I’ll conclude with my personal views of the pros and cons of using a CAT tool for a literary work in Chinese. Pros: The glossary, or ‘termbase’, could be very useful. It would automatically insert into the draft translation all the terms and names as agreed by the translators as they worked their way through the book and populated it with terms. Cons: These apps come as a package. You can’t use the termbase independently of the TM and MT functions, and you have to buy the package and import the novel you are translating into the app before you start work. CAT tools segment per sentence. This makes it difficult for the literary translator to combine or break up, or even move sentences around (as is normal practice). Inhibiting! Even though some re-structuring can be done at the post-editing stage. And, as you can see, the resulting translation is not up to the required literary standard.

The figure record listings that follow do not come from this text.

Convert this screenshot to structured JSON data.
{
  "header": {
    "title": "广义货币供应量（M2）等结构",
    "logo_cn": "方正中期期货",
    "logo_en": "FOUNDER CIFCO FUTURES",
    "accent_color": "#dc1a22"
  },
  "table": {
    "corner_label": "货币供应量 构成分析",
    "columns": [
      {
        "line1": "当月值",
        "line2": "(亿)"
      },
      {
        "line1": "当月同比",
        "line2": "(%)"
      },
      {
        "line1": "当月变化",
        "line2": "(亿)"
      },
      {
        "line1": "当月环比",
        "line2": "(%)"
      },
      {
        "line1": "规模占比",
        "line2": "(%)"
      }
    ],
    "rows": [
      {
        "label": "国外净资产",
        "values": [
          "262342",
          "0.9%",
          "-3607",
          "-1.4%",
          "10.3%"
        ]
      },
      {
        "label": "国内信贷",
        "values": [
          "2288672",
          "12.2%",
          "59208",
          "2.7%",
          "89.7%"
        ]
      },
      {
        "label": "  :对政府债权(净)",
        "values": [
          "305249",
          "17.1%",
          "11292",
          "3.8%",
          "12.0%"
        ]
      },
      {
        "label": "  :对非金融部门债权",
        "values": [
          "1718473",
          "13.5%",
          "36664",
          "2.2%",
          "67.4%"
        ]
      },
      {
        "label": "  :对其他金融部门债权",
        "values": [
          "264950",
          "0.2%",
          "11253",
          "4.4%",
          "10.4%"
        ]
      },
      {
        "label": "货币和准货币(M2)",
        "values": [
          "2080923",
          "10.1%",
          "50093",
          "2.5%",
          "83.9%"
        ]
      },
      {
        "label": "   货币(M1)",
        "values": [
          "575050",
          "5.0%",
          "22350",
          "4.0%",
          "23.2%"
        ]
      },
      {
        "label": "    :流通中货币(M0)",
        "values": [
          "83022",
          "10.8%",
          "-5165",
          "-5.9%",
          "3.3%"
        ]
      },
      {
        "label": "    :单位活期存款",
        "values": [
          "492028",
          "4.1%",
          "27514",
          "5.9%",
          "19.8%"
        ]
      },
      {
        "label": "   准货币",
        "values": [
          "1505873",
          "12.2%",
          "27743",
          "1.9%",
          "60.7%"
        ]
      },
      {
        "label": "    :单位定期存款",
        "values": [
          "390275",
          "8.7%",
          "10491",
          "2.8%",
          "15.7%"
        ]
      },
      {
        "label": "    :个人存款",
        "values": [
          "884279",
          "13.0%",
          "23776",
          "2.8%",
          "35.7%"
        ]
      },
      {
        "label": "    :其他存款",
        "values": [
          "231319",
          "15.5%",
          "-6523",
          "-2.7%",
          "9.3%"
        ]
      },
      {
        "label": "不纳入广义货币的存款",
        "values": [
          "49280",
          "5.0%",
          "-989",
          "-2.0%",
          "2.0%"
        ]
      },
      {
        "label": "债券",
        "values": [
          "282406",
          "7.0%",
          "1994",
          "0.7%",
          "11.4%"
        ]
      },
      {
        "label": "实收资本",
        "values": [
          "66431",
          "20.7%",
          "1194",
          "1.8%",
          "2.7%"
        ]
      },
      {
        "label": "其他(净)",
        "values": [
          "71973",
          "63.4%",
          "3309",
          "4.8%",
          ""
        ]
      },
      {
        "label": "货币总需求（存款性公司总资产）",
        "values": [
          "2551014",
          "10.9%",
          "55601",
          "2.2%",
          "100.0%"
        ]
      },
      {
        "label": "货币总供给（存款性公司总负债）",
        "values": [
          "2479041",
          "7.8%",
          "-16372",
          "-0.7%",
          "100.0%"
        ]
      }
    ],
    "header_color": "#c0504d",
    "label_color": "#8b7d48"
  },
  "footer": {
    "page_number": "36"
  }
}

 Personally, I have used MT (Google Translate and DeepL) on occasions, to produce a first draft. It somehow feels less tiring, and is useful for inputting proper names. But I have rarely, if ever, accepted a sentence, or even half of one, exactly as the MT produced it. I have re-written almost every word of it. Youdale comments that whole novels have been translated with CAT tools and finished, or post-edited, by a human translator. He does not mention whether anyone has tried translating a Chinese novel this way, but I doubt it. For the moment, and for my work, I’m suspending my judgment on CAT tools.